Chapter 2 Programming Preliminaries

Our goal in this book is not only to introduce the conceptual principles of Monte Carlo simulation, but also to provide a practical guide to actually conducting simulation studies (whether for personal learning purposes or for formal methodological research). And conducting simulations requires writing computer code—lots of code! The computational principles and practices that we will describe are very general, not specific to any particular programming language, but for purposes of demonstrating, presenting examples, and practicing the process of developing a simulation, it helps to be specific. To that end, we will be using R, a popular programming language that is widely used among statisticians, quantitative methodologists, and data scientists. Our presentation will assume that readers are comfortable with writing R scripts to carry out tasks such as cleaning variables, summarizing data, creating data-based graphics, and running regression models (or more generally, estimating statistical models).

In this chapter, we introduce some essential programming concepts that may be less familiar to readers, but which are central to how we approach programming simulation studies. We also explain some of the rationale and reasoning behind how we present example code throughout the book.

2.1 Why R?

We have chosen to focus on R (rather than some other programming language) because both of us are intimately familiar with R and use it extensively in our day-to-day work. Simply put, it is much easier to write in your native language than in one in which you are less fluent. But beyond our own habits and preferences, there are several more principled reasons for using R.

R is free and open source software, which can be run under many different operating systems (Windows, Mac, Linux, etc.). This is advantageous not only because of the cost, but also because it means that anyone with a computer—anywhere in the world—can access the software and could, if they wanted, re-run our provided code for themselves. This makes R a good choice for practicing transparent and open science processes.

There is a very large, active, and diverse community of people who use, teach, and develop R. It is used widely for applied data analysis and statistical work in such fields as education, psychology, economics, epidemiology, public health, and political science, and is widely taught in quantitative methods and applied statistics courses. Integral to the appeal of R is that it includes tens of thousands of contributed packages, which extend the core functionality of the language in myriad ways. New statistical techniques are often quickly available in R, or can be accessed through R interfaces. Increasingly, R can also be used to interface with other languages and platforms, such as running Python code via the reticulate package, running Stan programs for Bayesian modeling via RStan, or calling the h2o machine learning library using the h2o package (Fryda et al. 2014). The huge variety of statistical tools available in R makes it a fascinating place to learn and practice.

R does have a persistent reputation as being a challenging and difficult language to use. This reputation might be partly attributable to its early roots, having been developed by highly technical statisticians who did not put great emphasis on accessibility, legibility of code, or ease of use.
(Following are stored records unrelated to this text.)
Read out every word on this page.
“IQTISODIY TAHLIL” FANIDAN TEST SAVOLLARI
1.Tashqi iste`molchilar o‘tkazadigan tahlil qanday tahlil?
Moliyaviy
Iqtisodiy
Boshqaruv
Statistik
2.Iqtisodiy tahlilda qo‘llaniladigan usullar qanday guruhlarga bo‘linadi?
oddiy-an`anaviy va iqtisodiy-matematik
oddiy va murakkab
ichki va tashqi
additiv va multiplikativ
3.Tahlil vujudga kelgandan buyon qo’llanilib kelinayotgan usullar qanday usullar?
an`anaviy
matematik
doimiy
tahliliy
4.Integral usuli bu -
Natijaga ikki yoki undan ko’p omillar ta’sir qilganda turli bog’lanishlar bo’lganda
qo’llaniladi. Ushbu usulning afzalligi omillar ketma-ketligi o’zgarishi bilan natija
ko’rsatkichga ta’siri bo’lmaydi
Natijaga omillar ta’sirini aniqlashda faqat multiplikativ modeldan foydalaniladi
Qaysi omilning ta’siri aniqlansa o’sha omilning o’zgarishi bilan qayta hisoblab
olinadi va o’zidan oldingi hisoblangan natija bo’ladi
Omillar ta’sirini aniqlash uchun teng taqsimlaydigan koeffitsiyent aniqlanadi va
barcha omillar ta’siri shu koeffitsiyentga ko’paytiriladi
However, as the R community has grown, the availability of introductory documentation and learning materials has improved drastically, so that it is now much easier to access pedagogical materials and find help.

R’s reputation also probably partly stems from being a decentralized, open source project with many, many contributors. Contributed R packages vary hugely in quality and depth of development; there are some amazingly powerful tools available but also much that is half-baked, poorly executed, or flat out wrong. Because there is no central oversight or quality control, the onus is on the user to critically evaluate the packages that they use. For newer users especially, we recommend focusing on more established and widely used packages, seeking input and feedback from more knowledgeable users, and taking time to validate functionality against other packages or software when possible.

A final contributor to R’s intimidating reputation might be its extreme flexibility. As both a statistical analysis package and a fully functional programming language, R can do many things that other software packages cannot, but this also means that there are often many different ways to accomplish the same task. In light of this situation, it is good to keep in mind that knowing a single way to do something is usually adequate—there is no need to learn six different words for hello, when one is enough to start a conversation.

On balance, we think that the many strengths of R make it worthwhile to learn and continue exploring. For simulation, in particular, R’s facility to easily write functions (bundles of commands that you can easily call in different manners), to work with multiple datasets in play at the same time, and to leverage the vast array of other people’s work all make it a very attractive language.

2.2 Welcome to the tidyverse

Layered on top of R are a collection of contributed packages that make data wrangling and management much, much easier. This collection is called tidyverse and it includes popular packages such as dplyr, tidyr, and ggplot2. We use methods from the “tidyverse” throughout the book because it facilitates writing clean, concise code. In particular, we make heavy use of the dplyr package for group-wise data manipulation, the purrr package for functional programming, and the ggplot2 package for statistical graphics. The 1st edition or 2nd edition of the free online textbook R for Data Science provide an excellent, thorough introduction to these packages, along with much more background on the tidyverse. We will cite portions of this text throughout the book.

Loading the tidyverse packages is straightforward:

library( tidyverse )
options(list(dplyr.summarise.inform = FALSE))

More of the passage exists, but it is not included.